Neil Munro was born, an illegitimate son, in Inveraray , Argyll, to Ann Munro, a kitchen maid, on 3rd June 1863.
Shortly after his birth, Neil and his mother moved in with his grandmother Anne McArthur Munro who lived in a one-roomed house). Both ladies were native speakers of Gaelic and it is from them that the Neil received his knowledge of the old language and culture.
He was educated at the parish school in Inveraray which he left in 1877, having gained employment as clerk in a local lawyer’s office. Whilst working there he learned what Latin and taught himself shorthand.
On the 1st June 1881, two days before his eighteenth birthday, he left for Glasgow in search of better prospects but he would never forgot Inveraray or Argyle.
Neil soon into journalism working as a reporter on The Greenock Advertiser, The Glasgow News, the Falkirk Herald, and finally becoming the chief reporter on the Glasgow Evening News at the age of only 23. He also married Jessie Adam, the daughter of his landlady in North Woodside Road.
In 1896 he made his literary debut with the publication of a collection of stories: The Lost Pibroch and Other Sheiling Stories. These were soon followed by the release of his first novel John Splendid in 1898. This was followed by a number of historical novels all exploring the impact of change within the Highlands.
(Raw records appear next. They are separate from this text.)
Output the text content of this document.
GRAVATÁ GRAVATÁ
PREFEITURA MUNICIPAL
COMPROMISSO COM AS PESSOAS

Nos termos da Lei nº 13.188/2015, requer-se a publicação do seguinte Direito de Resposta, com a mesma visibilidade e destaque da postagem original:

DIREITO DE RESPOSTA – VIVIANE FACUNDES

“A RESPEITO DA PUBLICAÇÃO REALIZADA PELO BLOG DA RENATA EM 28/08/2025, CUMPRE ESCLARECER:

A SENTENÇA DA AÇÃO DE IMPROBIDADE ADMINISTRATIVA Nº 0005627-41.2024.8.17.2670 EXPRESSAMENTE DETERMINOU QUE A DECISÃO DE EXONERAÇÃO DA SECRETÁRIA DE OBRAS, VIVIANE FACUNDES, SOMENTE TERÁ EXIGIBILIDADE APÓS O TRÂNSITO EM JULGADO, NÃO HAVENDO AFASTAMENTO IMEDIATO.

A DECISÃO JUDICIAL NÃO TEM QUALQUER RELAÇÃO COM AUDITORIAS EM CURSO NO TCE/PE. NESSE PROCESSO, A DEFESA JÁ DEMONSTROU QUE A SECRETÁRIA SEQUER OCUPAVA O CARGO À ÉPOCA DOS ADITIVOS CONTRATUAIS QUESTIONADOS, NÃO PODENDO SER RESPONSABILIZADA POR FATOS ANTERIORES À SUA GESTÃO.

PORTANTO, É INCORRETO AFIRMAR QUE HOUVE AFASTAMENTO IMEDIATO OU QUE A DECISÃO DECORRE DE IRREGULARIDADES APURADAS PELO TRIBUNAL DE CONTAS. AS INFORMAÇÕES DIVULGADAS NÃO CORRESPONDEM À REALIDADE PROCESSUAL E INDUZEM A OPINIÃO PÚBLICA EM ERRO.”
Munro went on to achieve worldwide fame. In his prime he was editor of the Glasgow Evening News and was generally regarded as being a senior figure in contemporary Scottish criticism and a dominating presence in Scottish letters. He wrote on European art, Glasgow policies and the Highlands, providing a first hand commentary on the Scottish social situation. He saw Glasgow as being the second city of the Empire with the importance of the Clyde Ships, Charles Rennie MackIntosh and the Great Exhibition.
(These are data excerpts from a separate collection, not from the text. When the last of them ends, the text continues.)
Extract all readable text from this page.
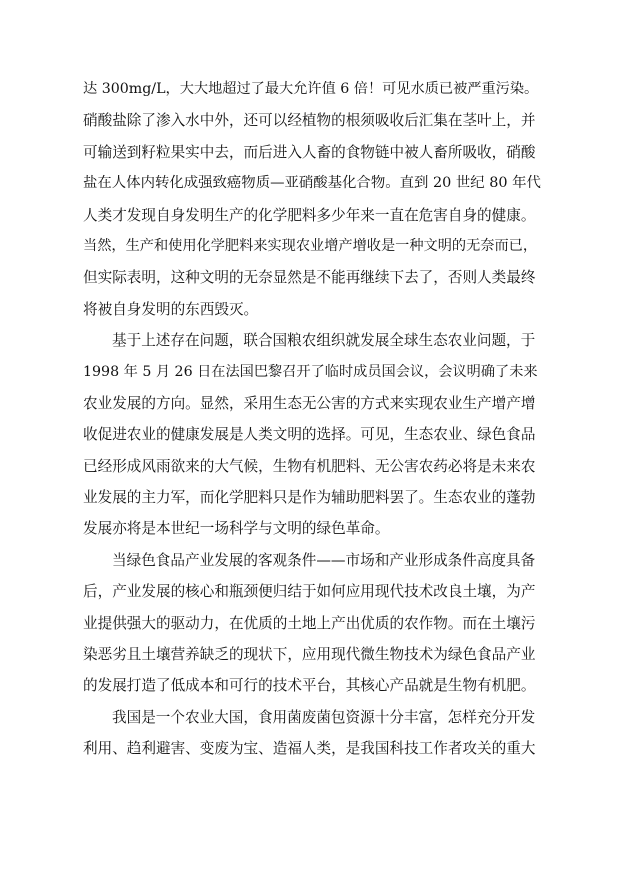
达 300mg/L，大大地超过了最大允许值 6 倍！可见水质已被严重污染。
硝酸盐除了渗入水中外，还可以经植物的根须吸收后汇集在茎叶上，并
可输送到籽粒果实中去，而后进入人畜的食物链中被人畜所吸收，硝酸
盐在人体内转化成强致癌物质—亚硝酸基化合物。直到 20 世纪 80 年代
人类才发现自身发明生产的化学肥料多少年来一直在危害自身的健康。
当然，生产和使用化学肥料来实现农业增产增收是一种文明的无奈而已，
但实际表明，这种文明的无奈显然是不能再继续下去了，否则人类最终
将被自身发明的东西毁灭。
基于上述存在问题，联合国粮农组织就发展全球生态农业问题，于
1998 年 5 月 26 日在法国巴黎召开了临时成员国会议，会议明确了未来
农业发展的方向。显然，采用生态无公害的方式来实现农业生产增产增
收促进农业的健康发展是人类文明的选择。可见，生态农业、绿色食品
已经形成风雨欲来的大气候，生物有机肥料、无公害农药必将是未来农
业发展的主力军，而化学肥料只是作为辅助肥料罢了。生态农业的蓬勃
发展亦将是本世纪一场科学与文明的绿色革命。
当绿色食品产业发展的客观条件——市场和产业形成条件高度具备
后，产业发展的核心和瓶颈便归结于如何应用现代技术改良土壤，为产
业提供强大的驱动力，在优质的土地上产出优质的农作物。而在土壤污
染恶劣且土壤营养缺乏的现状下，应用现代微生物技术为绿色食品产业
的发展打造了低成本和可行的技术平台，其核心产品就是生物有机肥。
我国是一个农业大国，食用菌废菌包资源十分丰富，怎样充分开发
利用、趋利避害、变废为宝、造福人类，是我国科技工作者攻关的重大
Around 1902 Munro retired from full-time journalism, retaining a commitment to produce a weekly column for the News. This column was to win him as much fame as his novels. In it appeared three series of humorous short stories, Archie, my droll friend; Jimmy Swan, the joy traveller; and above all – Para Handy. These last, the adventures of a West Highland puffer skipper and the crew of the coaster Vital Spark have enjoyed continuing popularity and have been adapted for television, stage and film.
Munro used these stories for light-hearted social comment on contemporary events such as the introduction of old age pensions. Munro thought little of journalism, or of these pieces, which he published as “Hugh Foulis” to distance them from his serious works.
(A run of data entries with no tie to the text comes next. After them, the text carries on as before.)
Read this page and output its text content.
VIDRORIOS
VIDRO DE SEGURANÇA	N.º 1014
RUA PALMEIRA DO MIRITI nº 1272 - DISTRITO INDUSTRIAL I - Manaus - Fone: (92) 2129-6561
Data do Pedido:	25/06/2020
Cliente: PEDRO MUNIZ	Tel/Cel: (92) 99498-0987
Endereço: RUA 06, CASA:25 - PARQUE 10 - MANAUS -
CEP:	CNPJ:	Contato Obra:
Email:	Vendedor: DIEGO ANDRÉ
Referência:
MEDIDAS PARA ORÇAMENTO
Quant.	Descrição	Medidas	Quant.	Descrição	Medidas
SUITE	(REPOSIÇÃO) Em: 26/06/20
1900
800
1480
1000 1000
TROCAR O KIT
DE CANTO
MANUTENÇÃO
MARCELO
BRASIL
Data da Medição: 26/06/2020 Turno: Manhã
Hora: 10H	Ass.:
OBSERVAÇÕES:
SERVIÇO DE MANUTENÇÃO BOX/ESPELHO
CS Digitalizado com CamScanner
During the 1914-18 War Munro returned to full-time journalism and suffered the loss of his son, Hugh, on the Western Front. His later output was slight. A volume of poetry appeared after his death, as did two volumes of collected journalism.
In 1927 Neil Munro’s health was failing and he reluctantly retired from the Glasgow Evening News. His last book was a History of the Royal Bank of Scotland (1928) and he continued to write articles, “Random Reminiscences”, under the soubriquet Mr Incognito for the Daily Record and Mail.
He was honoured with a second LLD, this time by the University of Edinburgh, but sadly died a few months later on 22nd December 1930 at his home, “Cromalt” in Helensburgh. He was survived by his wife, Jessie, one son, and four daughters.